Jottings By An Employer's Lawyer

Monday, January 29, 2007

Garcetti in Action - No Bite for Dog Trainer

In 2006, the Supreme Court limited the circumstances in which a government employee could bring a 1st Amendment retaliation suit against his or her employer by holding that comments made in the course of their regular duties were not protected speech. See The Private Sector Implications of Garcetti v. Ceballos.

Last week, the police officer primarily responsible for establishing the canine handling unit for Circleville, Ohio, found out just what those restrictions were about. Although he had successfully prevailed against defendants' motion for summary judgment in the district court, he had that victory taken away at the appellate level based in part on Garcetti.

What Officer Haynes viewed as public speech — his memorandum to the Chief of Police complaining of restrictions on the canine unit's training schedule:

Now we are about to change boats mid-stream and I expect that there will be serious negative consequences for doing so. Words like “deliberate indifference,” “negligence” and “failure to train” will someday be brought up with respect to the Circleville Police Department’s Canine Program. My response will be, “I told them so.”

. . . You know, or should know, that any deviation from the old training regime will probably result in an expensive learning experience. But I will not be paying the bill. You have received my last words of caution. ...

to the 6th Circuit was nothing more than the “the quintessential employee beef: management has acted incompetently.” Haynes v. City of Circleville, Ohio (6th Cir. 1/25/07)[pdf]. And employee beefs, legitimate or not, are no longer (if they ever were) the grist of successful 1st amendment claims.

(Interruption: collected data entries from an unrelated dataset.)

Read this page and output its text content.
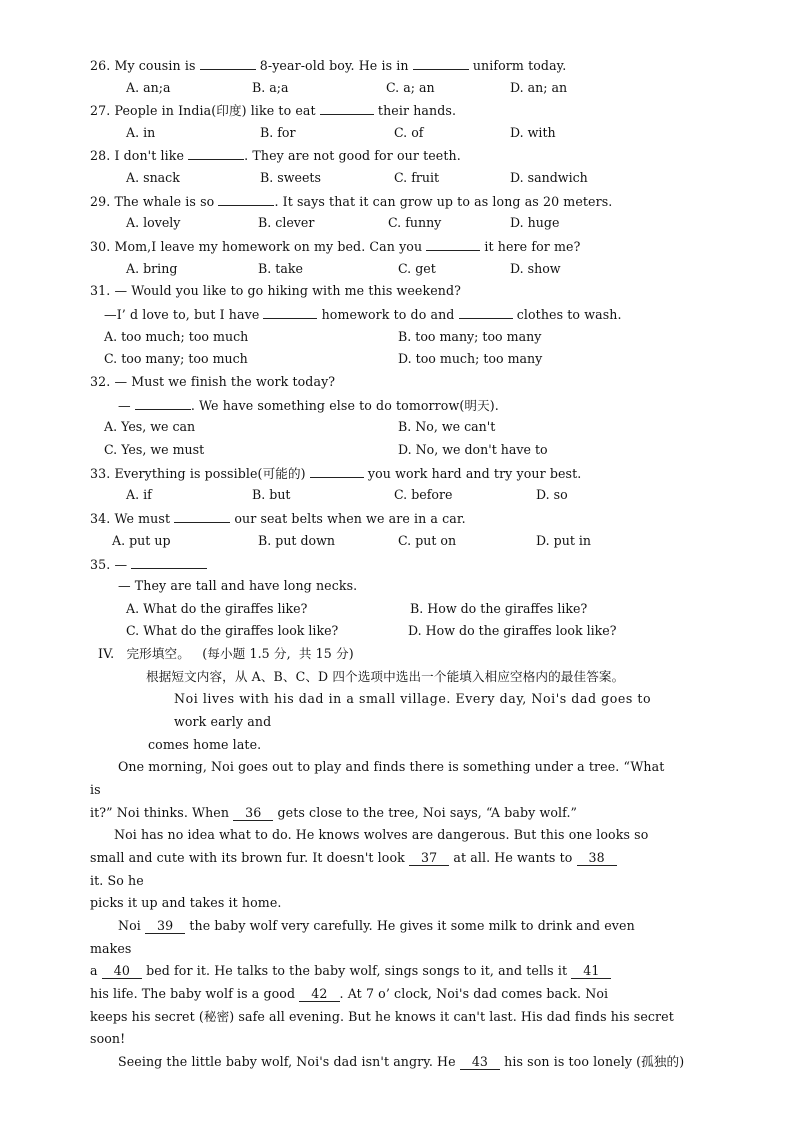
26. My cousin is	8-year-old boy. He is in	uniform today.
A. an;a	B. a;a	C. a; an	D. an; an
27. People in India(印度) like to eat	their hands.
A. in	B. for	C. of	D. with
28. I don't like	. They are not good for our teeth.
A. snack	B. sweets	C. fruit	D. sandwich
29. The whale is so	. It says that it can grow up to as long as 20 meters.
A. lovely	B. clever	C. funny	D. huge
30. Mom,I leave my homework on my bed. Can you	it here for me?
A. bring	B. take	C. get	D. show
31. — Would you like to go hiking with me this weekend?
—I’ d love to, but I have	homework to do and	clothes to wash.
A. too much; too much	B. too many; too many
C. too many; too much	D. too much; too many
32. — Must we finish the work today?
—	. We have something else to do tomorrow(明天).
A. Yes, we can	B. No, we can't
C. Yes, we must	D. No, we don't have to
33. Everything is possible(可能的)	you work hard and try your best.
A. if	B. but	C. before	D. so
34. We must	our seat belts when we are in a car.
A. put up	B. put down	C. put on	D. put in
35. —
— They are tall and have long necks.
A. What do the giraffes like?	B. How do the giraffes like?
C. What do the giraffes look like?	D. How do the giraffes look like?
IV.   完形填空。   (每小题 1.5 分,  共 15 分)
根据短文内容，从 A、B、C、D 四个选项中选出一个能填入相应空格内的最佳答案。
Noi lives with his dad in a small village. Every day, Noi's dad goes to
work early and
comes home late.
One morning, Noi goes out to play and finds there is something under a tree. “What
is
it?” Noi thinks. When 36 gets close to the tree, Noi says, “A baby wolf.”
Noi has no idea what to do. He knows wolves are dangerous. But this one looks so
small and cute with its brown fur. It doesn't look 37 at all. He wants to 38
it. So he
picks it up and takes it home.
Noi 39 the baby wolf very carefully. He gives it some milk to drink and even
makes
a 40 bed for it. He talks to the baby wolf, sings songs to it, and tells it 41
his life. The baby wolf is a good 42 . At 7 o’ clock, Noi's dad comes back. Noi
keeps his secret (秘密) safe all evening. But he knows it can't last. His dad finds his secret
soon!
Seeing the little baby wolf, Noi's dad isn't angry. He 43 his son is too lonely (孤独的)
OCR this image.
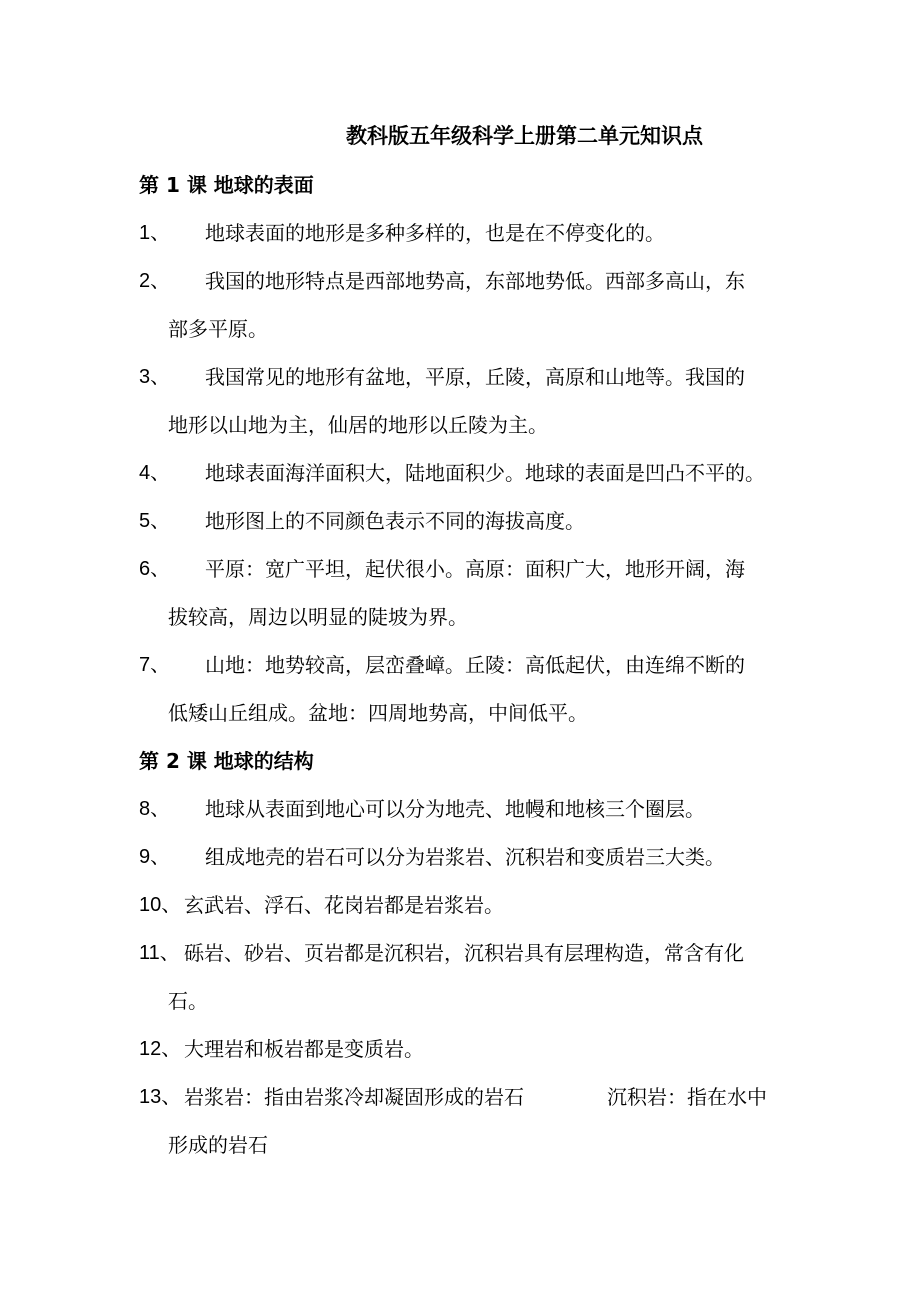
教科版五年级科学上册第二单元知识点
第 1 课 地球的表面
1、 地球表面的地形是多种多样的，也是在不停变化的。
2、 我国的地形特点是西部地势高，东部地势低。西部多高山，东
部多平原。
3、 我国常见的地形有盆地，平原，丘陵，高原和山地等。我国的
地形以山地为主，仙居的地形以丘陵为主。
4、 地球表面海洋面积大，陆地面积少。地球的表面是凹凸不平的。
5、 地形图上的不同颜色表示不同的海拔高度。
6、 平原：宽广平坦，起伏很小。高原：面积广大，地形开阔，海
拔较高，周边以明显的陡坡为界。
7、 山地：地势较高，层峦叠嶂。丘陵：高低起伏，由连绵不断的
低矮山丘组成。盆地：四周地势高，中间低平。
第 2 课 地球的结构
8、 地球从表面到地心可以分为地壳、地幔和地核三个圈层。
9、 组成地壳的岩石可以分为岩浆岩、沉积岩和变质岩三大类。
10、 玄武岩、浮石、花岗岩都是岩浆岩。
11、 砾岩、砂岩、页岩都是沉积岩，沉积岩具有层理构造，常含有化
石。
12、 大理岩和板岩都是变质岩。
13、 岩浆岩：指由岩浆冷却凝固形成的岩石	沉积岩：指在水中
形成的岩石
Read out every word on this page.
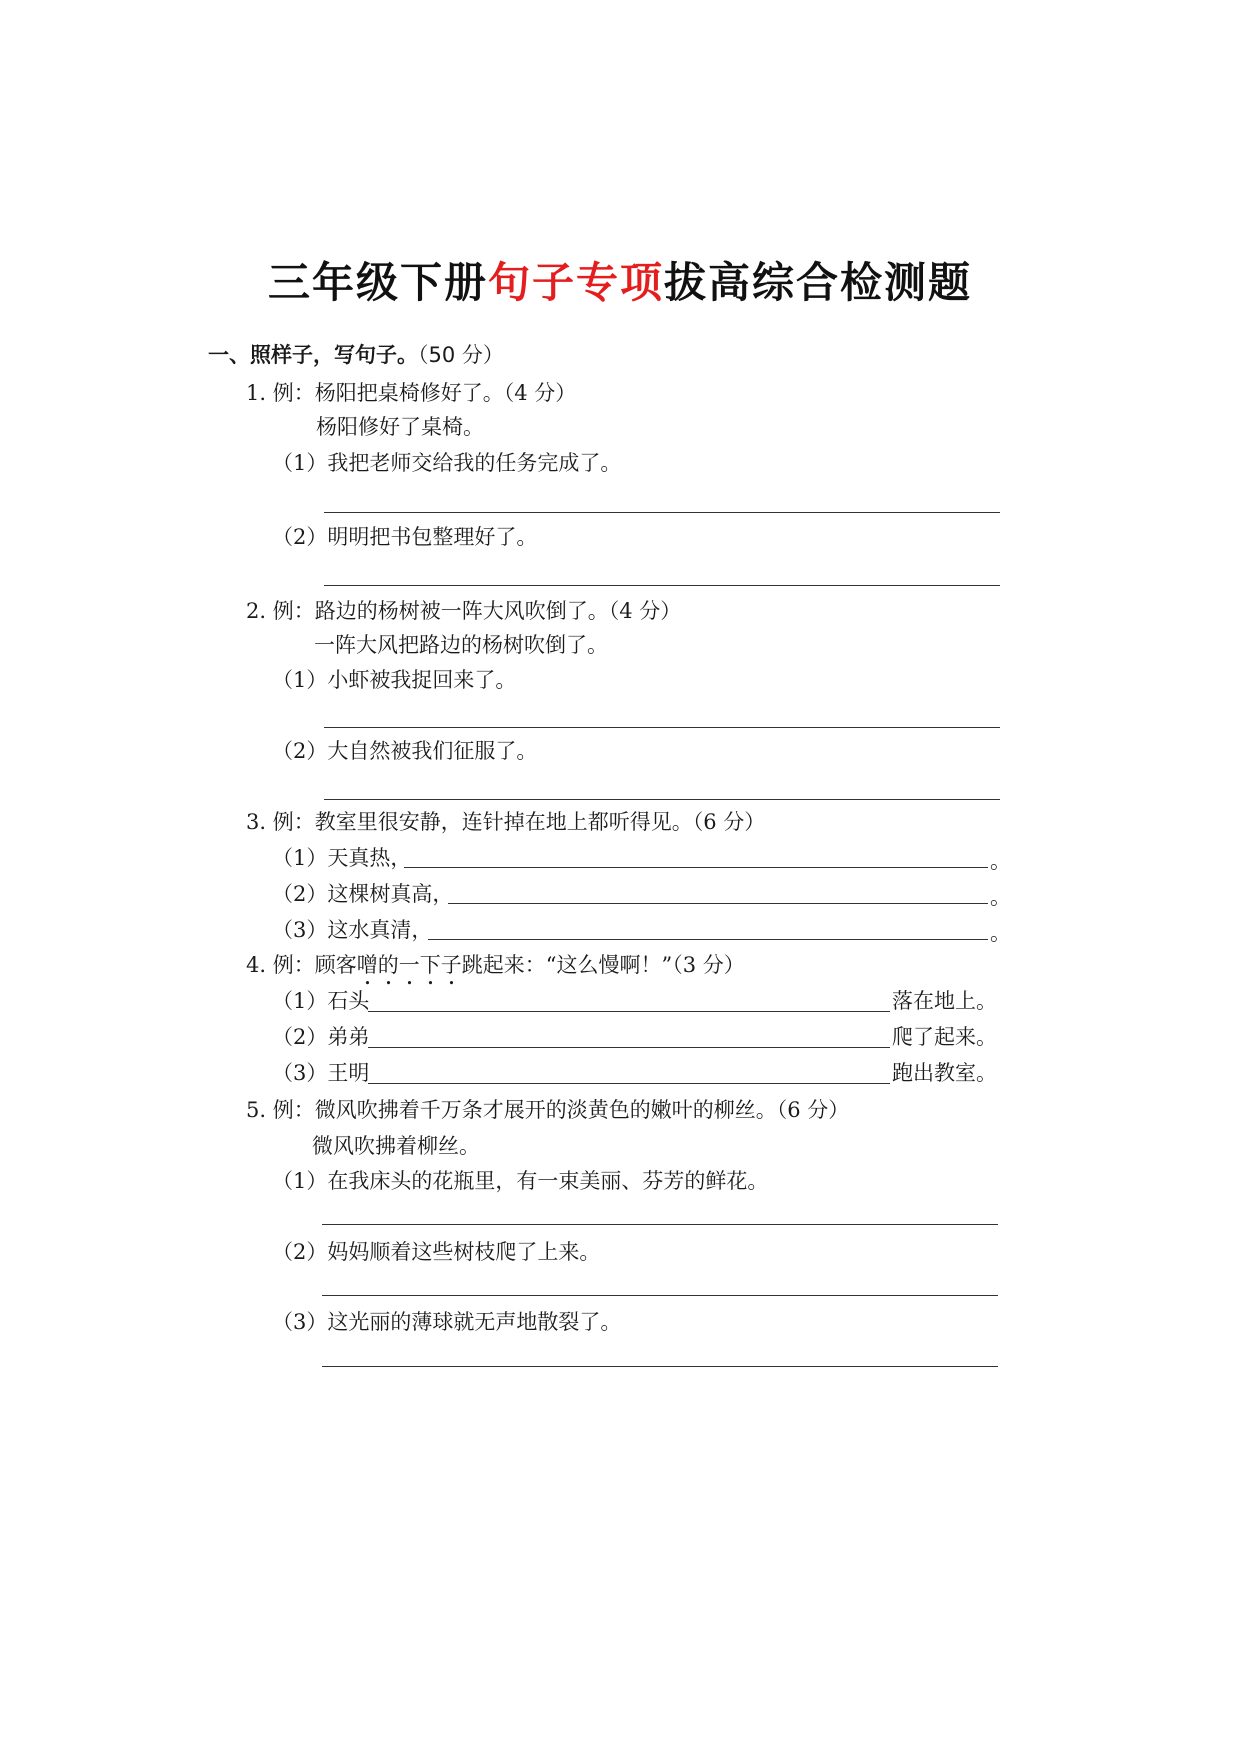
三年级下册句子专项拔高综合检测题
一、照样子，写句子。（50 分）
1. 例：杨阳把桌椅修好了。（4 分）
杨阳修好了桌椅。
（1）我把老师交给我的任务完成了。
（2）明明把书包整理好了。
2. 例：路边的杨树被一阵大风吹倒了。（4 分）
一阵大风把路边的杨树吹倒了。
（1）小虾被我捉回来了。
（2）大自然被我们征服了。
3. 例：教室里很安静，连针掉在地上都听得见。（6 分）
（1）天真热，	。
（2）这棵树真高，	。
（3）这水真清，	。
4. 例：顾客噌的一下子跳起来：“这么慢啊！”（3 分）
（1）石头	落在地上。
（2）弟弟	爬了起来。
（3）王明	跑出教室。
5. 例：微风吹拂着千万条才展开的淡黄色的嫩叶的柳丝。（6 分）
微风吹拂着柳丝。
（1）在我床头的花瓶里，有一束美丽、芬芳的鲜花。
（2）妈妈顺着这些树枝爬了上来。
（3）这光丽的薄球就无声地散裂了。
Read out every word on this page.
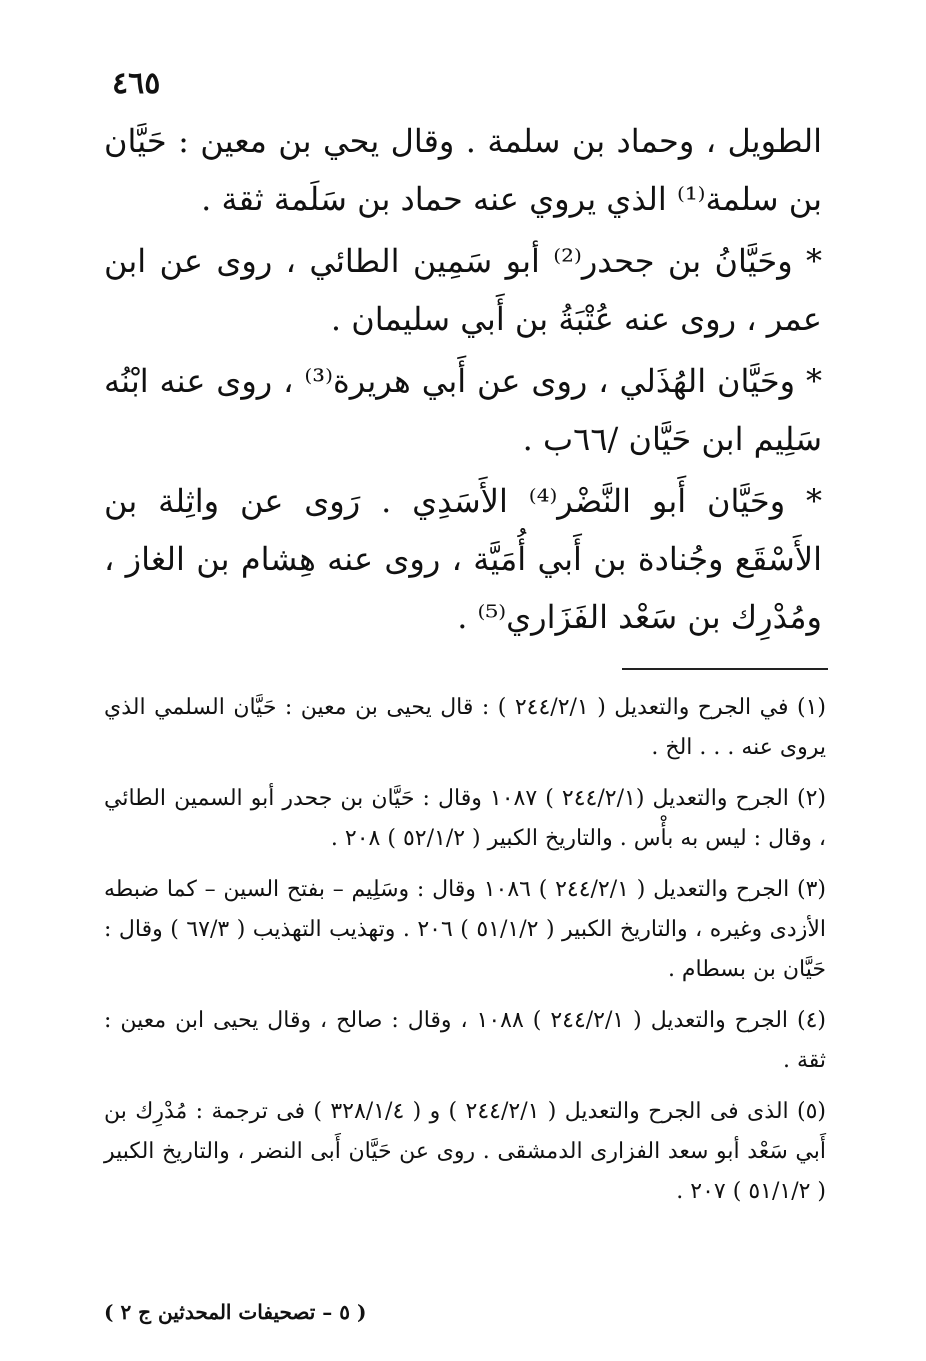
٤٦٥

الطويل ، وحماد بن سلمة . وقال يحي بن معين : حَيَّان بن سلمة⁽¹⁾ الذي يروي عنه حماد بن سَلَمة ثقة .

* وحَيَّانُ بن جحدر⁽²⁾ أبو سَمِين الطائي ، روى عن ابن عمر ، روى عنه عُتْبَةُ بن أَبي سليمان .

* وحَيَّان الهُذَلي ، روى عن أَبي هريرة⁽³⁾ ، روى عنه ابْنُه سَلِيم ابن حَيَّان /٦٦ب .

* وحَيَّان أَبو النَّضْر⁽⁴⁾ الأَسَدِي . رَوى عن واثِلة بن الأَسْقَع وجُنادة بن أَبي أُمَيَّة ، روى عنه هِشام بن الغاز ، ومُدْرِك بن سَعْد الفَزَاري⁽⁵⁾ .

(١) في الجرح والتعديل ( ٢٤٤/٢/١ ) : قال يحيى بن معين : حَيَّان السلمي الذي يروى عنه . . . الخ .
(٢) الجرح والتعديل (٢٤٤/٢/١ ) ١٠٨٧ وقال : حَيَّان بن جحدر أبو السمين الطائي ، وقال : ليس به بأْس . والتاريخ الكبير ( ٥٢/١/٢ ) ٢٠٨ .
(٣) الجرح والتعديل ( ٢٤٤/٢/١ ) ١٠٨٦ وقال : وسَلِيم – بفتح السين – كما ضبطه الأزدى وغيره ، والتاريخ الكبير ( ٥١/١/٢ ) ٢٠٦ . وتهذيب التهذيب ( ٦٧/٣ ) وقال : حَيَّان بن بسطام .
(٤) الجرح والتعديل ( ٢٤٤/٢/١ ) ١٠٨٨ ، وقال : صالح ، وقال يحيى ابن معين : ثقة .
(٥) الذى فى الجرح والتعديل ( ٢٤٤/٢/١ ) و ( ٣٢٨/١/٤ ) فى ترجمة : مُدْرِك بن أَبي سَعْد أبو سعد الفزارى الدمشقى . روى عن حَيَّان أَبى النضر ، والتاريخ الكبير ( ٥١/١/٢ ) ٢٠٧ .
( ٥ – تصحيفات المحدثين ج ٢ )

Author's note:Although I could justify this post for the legal point, candor requires me to note that I mainly did it because Circleville, Ohio (the Pumpkin Capitol of the world) was the scene of the first formal legal hearing where I appeared as an "employer's lawyer." Actually, appear might not be technically correct, since in the summer of 1974, Richard Nixon was being forced out of the White House in disgrace, and I was a summer clerk at the (still) wonderful Columbus based law firm, Vorys, Sater, Seymour and Pease having finished only my first two years of law school at the University of Texas School of Law. Although I may not have been "on the record" as appearing, I did do the background investigation, sat at counsel table and I think helped write the post-hearing brief in an NLRB unfair labor practice hearing conducted by an NLRB administrative law judge.

What would have made this an even better post was if Judge R. Guy Cole, Jr. had been on the panel (he wasn't) since he was one of my fellow clerks at Vorys, Sater in the summer of '74.